Here he is taking to Global News.

and now we are off.

First stop: the ghost bike for Dalia Chako. Louis-Joseph asked if there were any infrastructure changes done at this intersection to improve safety. I told him that there will be improvements starting next year when this section of Bloor is redone in conjunction with sewer work. There is a plan for a fully protected intersection here at St. George.

Next, we decided to ride along Bloor so that our visitor could see some of the improvements along Bloor. Given that the westbound section up to Bathurst consisted largely of a painted line, he didn’t seem terribly impressed, especially in comparison to the infrastructure he talked about in downtown Montreal. In fact it was a bit embarrassing to show off of what is one of the most significant pieces of bike infrastructure in town.

After a brief stop at the reflexology garden that was a memorial to Jenna Morrison, we arrived at the ghost bike for Alex Amaro. Many flowers had been added since the last time we were here.

Louis-Joseph was deeply moved.

He told us a little bit about what was next for his ride.
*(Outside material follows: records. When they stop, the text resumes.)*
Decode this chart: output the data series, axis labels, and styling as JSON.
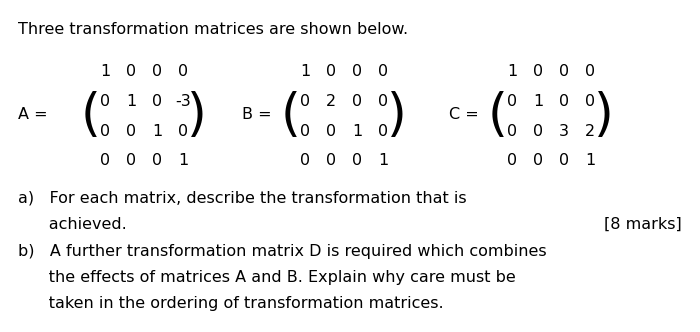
{
  "title": "Three transformation matrices are shown below.",
  "bg_color": "#ffffff",
  "text_color": "#000000",
  "matrix_A": [
    [
      1,
      0,
      0,
      0
    ],
    [
      0,
      1,
      0,
      -3
    ],
    [
      0,
      0,
      1,
      0
    ],
    [
      0,
      0,
      0,
      1
    ]
  ],
  "matrix_B": [
    [
      1,
      0,
      0,
      0
    ],
    [
      0,
      2,
      0,
      0
    ],
    [
      0,
      0,
      1,
      0
    ],
    [
      0,
      0,
      0,
      1
    ]
  ],
  "matrix_C": [
    [
      1,
      0,
      0,
      0
    ],
    [
      0,
      1,
      0,
      0
    ],
    [
      0,
      0,
      3,
      2
    ],
    [
      0,
      0,
      0,
      1
    ]
  ],
  "label_A": "A =",
  "label_B": "B =",
  "label_C": "C =",
  "part_a": "a) For each matrix, describe the transformation that is\n   achieved.",
  "part_a_marks": "[8 marks]",
  "part_b": "b) A further transformation matrix D is required which combines\n   the effects of matrices A and B. Explain why care must be\n   taken in the ordering of transformation matrices.",
  "font_size_title": 11.5,
  "font_size_matrix": 11.5,
  "font_size_text": 11.5
}
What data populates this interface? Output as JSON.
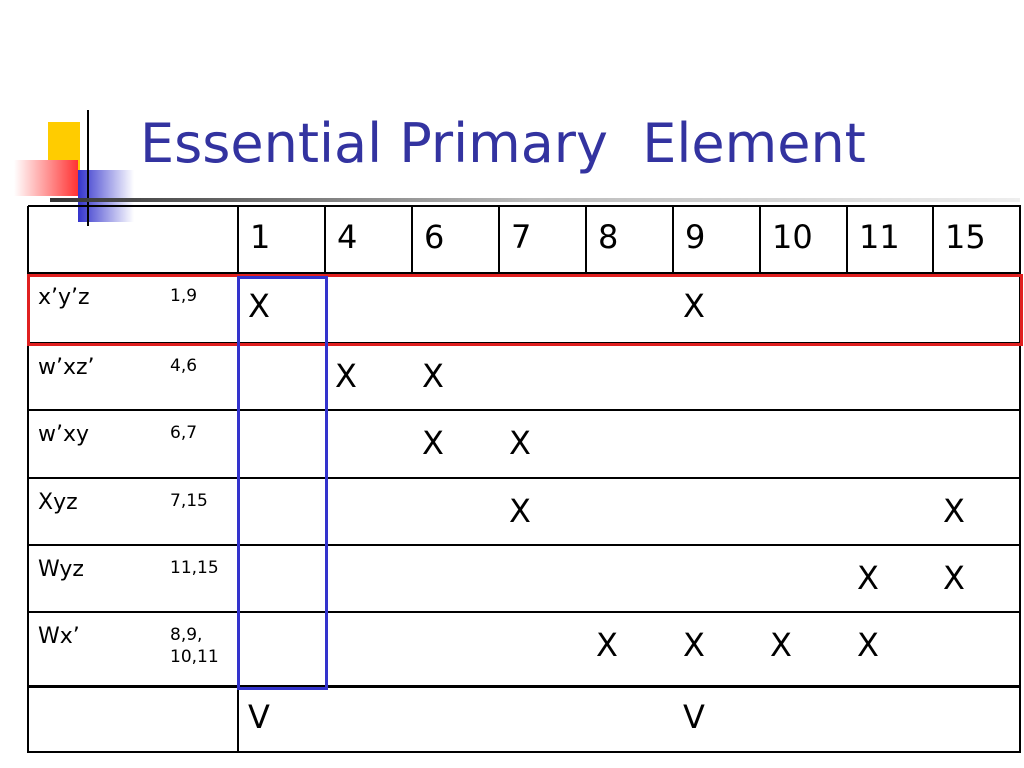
{
  "title": "Essential Primary  Element",
  "table": {
    "columns": [
      "1",
      "4",
      "6",
      "7",
      "8",
      "9",
      "10",
      "11",
      "15"
    ],
    "rows": [
      {
        "term": "x’y’z",
        "minterms": "1,9",
        "marks": [
          "X",
          null,
          null,
          null,
          null,
          "X",
          null,
          null,
          null
        ]
      },
      {
        "term": "w’xz’",
        "minterms": "4,6",
        "marks": [
          null,
          "X",
          "X",
          null,
          null,
          null,
          null,
          null,
          null
        ]
      },
      {
        "term": "w’xy",
        "minterms": "6,7",
        "marks": [
          null,
          null,
          "X",
          "X",
          null,
          null,
          null,
          null,
          null
        ]
      },
      {
        "term": "Xyz",
        "minterms": "7,15",
        "marks": [
          null,
          null,
          null,
          "X",
          null,
          null,
          null,
          null,
          "X"
        ]
      },
      {
        "term": "Wyz",
        "minterms": "11,15",
        "marks": [
          null,
          null,
          null,
          null,
          null,
          null,
          null,
          "X",
          "X"
        ]
      },
      {
        "term": "Wx’",
        "minterms": "8,9, 10,11",
        "marks": [
          null,
          null,
          null,
          null,
          "X",
          "X",
          "X",
          "X",
          null
        ]
      }
    ],
    "footer": {
      "marks": [
        "V",
        null,
        null,
        null,
        null,
        "V",
        null,
        null,
        null
      ]
    }
  }
}
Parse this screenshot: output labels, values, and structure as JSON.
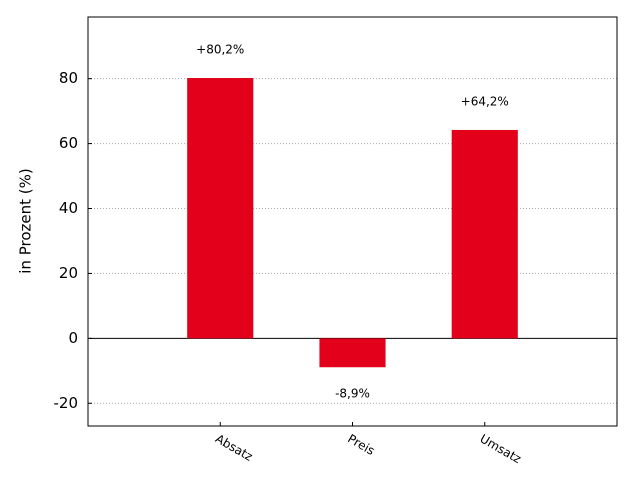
{
  "chart_data": {
    "type": "bar",
    "y_label": "in Prozent (%)",
    "categories": [
      "Absatz",
      "Preis",
      "Umsatz"
    ],
    "values": [
      80.2,
      -8.9,
      64.2
    ],
    "value_labels": [
      "+80,2%",
      "-8,9%",
      "+64,2%"
    ],
    "color": "#e2001a",
    "ylim": [
      -27,
      99
    ],
    "yticks": [
      -20,
      0,
      20,
      40,
      60,
      80
    ],
    "grid": true
  }
}
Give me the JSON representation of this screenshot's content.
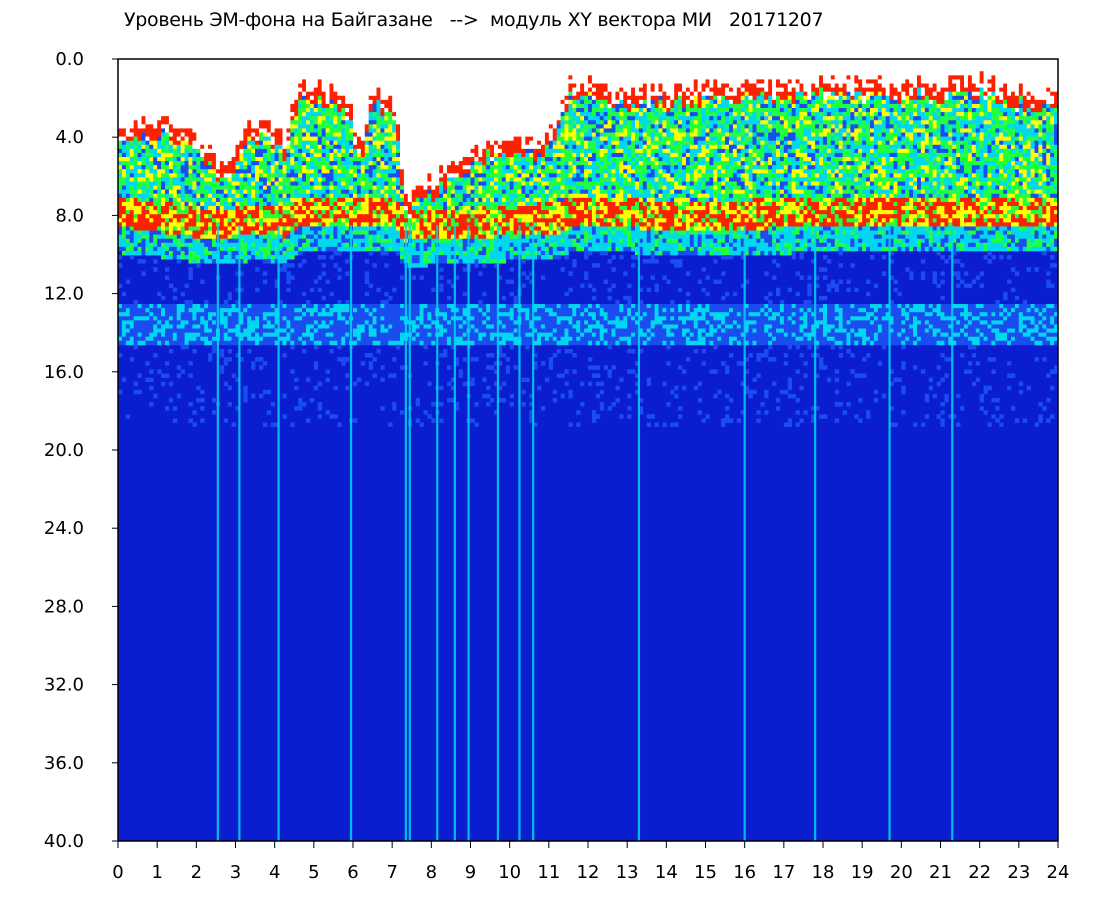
{
  "title": "Уровень ЭМ-фона на Байгазане   -->  модуль XY вектора МИ   20171207",
  "chart_data": {
    "type": "heatmap",
    "title": "Уровень ЭМ-фона на Байгазане   -->  модуль XY вектора МИ   20171207",
    "xlabel": "",
    "ylabel": "",
    "x_ticks": [
      "0",
      "1",
      "2",
      "3",
      "4",
      "5",
      "6",
      "7",
      "8",
      "9",
      "10",
      "11",
      "12",
      "13",
      "14",
      "15",
      "16",
      "17",
      "18",
      "19",
      "20",
      "21",
      "22",
      "23",
      "24"
    ],
    "y_ticks": [
      "0.0",
      "4.0",
      "8.0",
      "12.0",
      "16.0",
      "20.0",
      "24.0",
      "28.0",
      "32.0",
      "36.0",
      "40.0"
    ],
    "xlim": [
      0,
      24
    ],
    "ylim": [
      0,
      40
    ],
    "y_inverted": true,
    "colormap": [
      "#0018c8",
      "#1a4cf0",
      "#00d8f0",
      "#20ff40",
      "#ffff00",
      "#ff2000",
      "#ffffff"
    ],
    "background_color": "#0a1ed0",
    "grid": false,
    "legend": "none",
    "activity_profile": [
      {
        "t": 0.0,
        "top": 3.0,
        "sat": 8.0
      },
      {
        "t": 1.0,
        "top": 3.0,
        "sat": 8.2
      },
      {
        "t": 2.0,
        "top": 3.5,
        "sat": 8.5
      },
      {
        "t": 2.6,
        "top": 5.5,
        "sat": 8.6
      },
      {
        "t": 3.5,
        "top": 3.0,
        "sat": 8.4
      },
      {
        "t": 4.3,
        "top": 4.0,
        "sat": 8.5
      },
      {
        "t": 4.6,
        "top": 1.2,
        "sat": 8.0
      },
      {
        "t": 5.8,
        "top": 1.5,
        "sat": 8.0
      },
      {
        "t": 6.2,
        "top": 4.5,
        "sat": 8.0
      },
      {
        "t": 6.5,
        "top": 1.5,
        "sat": 8.0
      },
      {
        "t": 7.1,
        "top": 2.0,
        "sat": 8.0
      },
      {
        "t": 7.3,
        "top": 7.0,
        "sat": 8.7
      },
      {
        "t": 9.5,
        "top": 4.0,
        "sat": 8.5
      },
      {
        "t": 10.8,
        "top": 4.0,
        "sat": 8.3
      },
      {
        "t": 11.3,
        "top": 2.5,
        "sat": 8.3
      },
      {
        "t": 11.5,
        "top": 1.0,
        "sat": 8.0
      },
      {
        "t": 13.2,
        "top": 1.5,
        "sat": 8.0
      },
      {
        "t": 13.5,
        "top": 1.4,
        "sat": 8.2
      },
      {
        "t": 15.0,
        "top": 1.2,
        "sat": 8.2
      },
      {
        "t": 17.5,
        "top": 1.0,
        "sat": 8.0
      },
      {
        "t": 20.0,
        "top": 1.0,
        "sat": 8.0
      },
      {
        "t": 22.0,
        "top": 1.0,
        "sat": 8.0
      },
      {
        "t": 23.2,
        "top": 1.5,
        "sat": 8.0
      },
      {
        "t": 24.0,
        "top": 1.5,
        "sat": 8.0
      }
    ],
    "vertical_streaks": [
      2.55,
      3.1,
      4.1,
      5.95,
      7.35,
      7.45,
      8.15,
      8.6,
      8.95,
      9.7,
      10.25,
      10.6,
      13.3,
      16.0,
      17.8,
      19.7,
      21.3
    ]
  }
}
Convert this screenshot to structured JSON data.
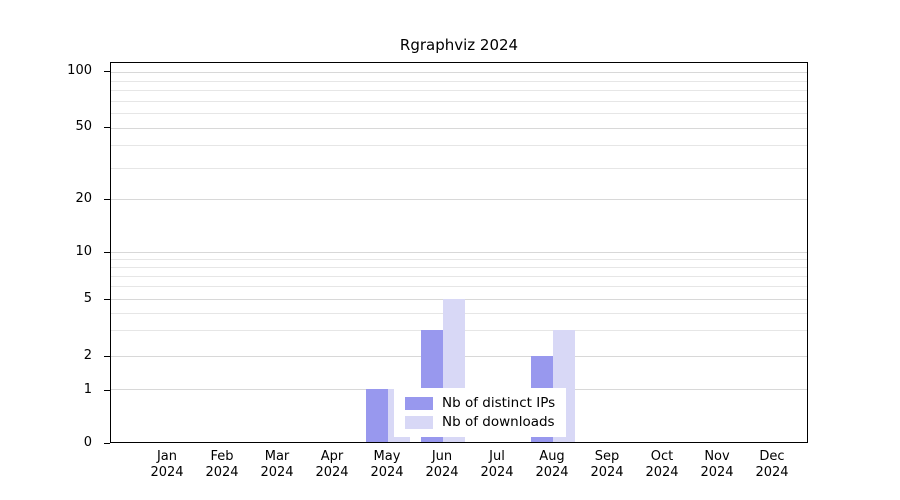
{
  "chart_data": {
    "type": "bar",
    "title": "Rgraphviz 2024",
    "year_label": "2024",
    "categories": [
      "Jan",
      "Feb",
      "Mar",
      "Apr",
      "May",
      "Jun",
      "Jul",
      "Aug",
      "Sep",
      "Oct",
      "Nov",
      "Dec"
    ],
    "y_ticks": [
      0,
      1,
      2,
      5,
      10,
      20,
      50,
      100
    ],
    "y_minor_gridlines": [
      3,
      4,
      6,
      7,
      8,
      9,
      30,
      40,
      60,
      70,
      80,
      90
    ],
    "ylim": [
      0,
      100
    ],
    "axis_scale": "log-like",
    "grid": true,
    "legend_position": "bottom-center-inside",
    "series": [
      {
        "name": "Nb of distinct IPs",
        "color": "#9898EE",
        "values": [
          0,
          0,
          0,
          0,
          1,
          3,
          0,
          2,
          0,
          0,
          0,
          0
        ]
      },
      {
        "name": "Nb of downloads",
        "color": "#D8D8F6",
        "values": [
          0,
          0,
          0,
          0,
          1,
          5,
          0,
          3,
          0,
          0,
          0,
          0
        ]
      }
    ]
  }
}
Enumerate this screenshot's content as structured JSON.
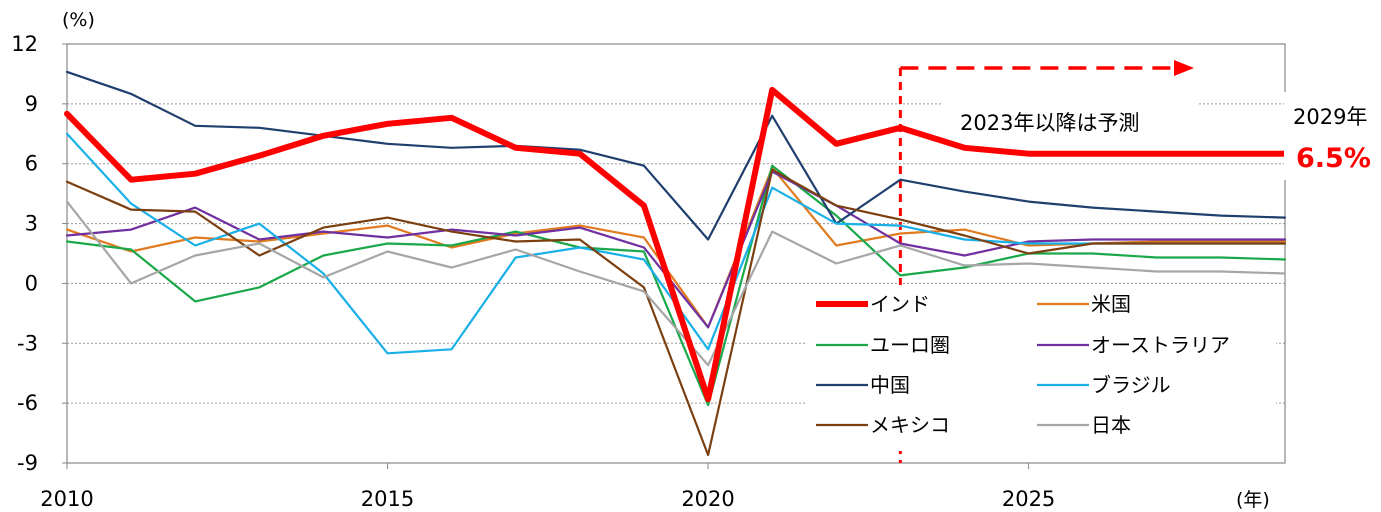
{
  "chart_data": {
    "type": "line",
    "y_unit_label": "(%)",
    "x_unit_label": "(年)",
    "ylim": [
      -9,
      12
    ],
    "yticks": [
      12,
      9,
      6,
      3,
      0,
      -3,
      -6,
      -9
    ],
    "xlim": [
      2010,
      2029
    ],
    "xticks": [
      2010,
      2015,
      2020,
      2025
    ],
    "grid": "horizontal dotted",
    "forecast_start": 2023,
    "forecast_label": "2023年以降は予測",
    "end_label_year": "2029年",
    "end_label_value": "6.5%",
    "legend_position": "bottom-right inside",
    "x": [
      2010,
      2011,
      2012,
      2013,
      2014,
      2015,
      2016,
      2017,
      2018,
      2019,
      2020,
      2021,
      2022,
      2023,
      2024,
      2025,
      2026,
      2027,
      2028,
      2029
    ],
    "series": [
      {
        "name": "インド",
        "color": "#ff0000",
        "highlight": true,
        "values": [
          8.5,
          5.2,
          5.5,
          6.4,
          7.4,
          8.0,
          8.3,
          6.8,
          6.5,
          3.9,
          -5.8,
          9.7,
          7.0,
          7.8,
          6.8,
          6.5,
          6.5,
          6.5,
          6.5,
          6.5
        ]
      },
      {
        "name": "米国",
        "color": "#e07b20",
        "values": [
          2.7,
          1.6,
          2.3,
          2.1,
          2.5,
          2.9,
          1.8,
          2.5,
          2.9,
          2.3,
          -2.2,
          5.8,
          1.9,
          2.5,
          2.7,
          1.9,
          2.0,
          2.1,
          2.1,
          2.1
        ]
      },
      {
        "name": "ユーロ圏",
        "color": "#1aa84a",
        "values": [
          2.1,
          1.7,
          -0.9,
          -0.2,
          1.4,
          2.0,
          1.9,
          2.6,
          1.8,
          1.6,
          -6.1,
          5.9,
          3.4,
          0.4,
          0.8,
          1.5,
          1.5,
          1.3,
          1.3,
          1.2
        ]
      },
      {
        "name": "オーストラリア",
        "color": "#7030a0",
        "values": [
          2.4,
          2.7,
          3.8,
          2.2,
          2.6,
          2.3,
          2.7,
          2.4,
          2.8,
          1.8,
          -2.2,
          5.6,
          3.9,
          2.0,
          1.4,
          2.1,
          2.2,
          2.2,
          2.2,
          2.2
        ]
      },
      {
        "name": "中国",
        "color": "#1f3f6e",
        "values": [
          10.6,
          9.5,
          7.9,
          7.8,
          7.4,
          7.0,
          6.8,
          6.9,
          6.7,
          5.9,
          2.2,
          8.4,
          3.0,
          5.2,
          4.6,
          4.1,
          3.8,
          3.6,
          3.4,
          3.3
        ]
      },
      {
        "name": "ブラジル",
        "color": "#19b0e8",
        "values": [
          7.5,
          4.0,
          1.9,
          3.0,
          0.5,
          -3.5,
          -3.3,
          1.3,
          1.8,
          1.2,
          -3.3,
          4.8,
          3.0,
          2.9,
          2.2,
          2.0,
          2.0,
          2.0,
          2.0,
          2.0
        ]
      },
      {
        "name": "メキシコ",
        "color": "#7b3f10",
        "values": [
          5.1,
          3.7,
          3.6,
          1.4,
          2.8,
          3.3,
          2.6,
          2.1,
          2.2,
          -0.2,
          -8.6,
          5.7,
          3.9,
          3.2,
          2.4,
          1.5,
          2.0,
          2.0,
          2.0,
          2.0
        ]
      },
      {
        "name": "日本",
        "color": "#a6a6a6",
        "values": [
          4.1,
          0.0,
          1.4,
          2.0,
          0.3,
          1.6,
          0.8,
          1.7,
          0.6,
          -0.4,
          -4.1,
          2.6,
          1.0,
          1.9,
          0.9,
          1.0,
          0.8,
          0.6,
          0.6,
          0.5
        ]
      }
    ]
  }
}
He took a 500 km detour south in order to meet like minded cyclists in Toronto.

A group picture. The person who kindly took this shot was amused that I was the only one who was properly socially distant.

If you want to track his progress, you can follow the posts on the facebook page for his journey.

or on twitter.

His gofundme page is here.

Wishing him a safe journey. It takes a special kind of determination to cycle across Canada in the dead of winter.

Follow up quote from the man himself:

Thank you Toronto! Thank you so much to everyone who showed up! I have a dream that one day our cities will be as cyclable as Amsterdam at all seasons. I’m convinced you guys will make this possible. Let’s build bridges and partnerships between our cities to make this possible.

Btw, best part of the article 😂🤣 “Given that the westbound section up to Bathurst consisted largely of a painted line, he didn’t seem terribly impressed, especially in comparison to the infrastructure he talked about in downtown Montreal [Réseau Express Vélo]. In fact it was a bit embarrassing to show off of what is one of the most significant pieces of bike infrastructure in town.”

That is accurate, I despise bike lanes that consist of painting in zones that physically allow drivers to go past the 30km/h mark (where a cyclist has 95% chance of survival from a collision). I consider them cheap marketing to shut down cyclists’ critiques. I want some bolards or concrete curbs on my bike lanes. Hahahaha

Toronto Star: “Meet the man riding from Quebec to Vancouver in the heart of winter to raise awareness for cyclist safety

Update: He has tested positive for COVID and had to self isolate for a while. He is determined to continue is journey.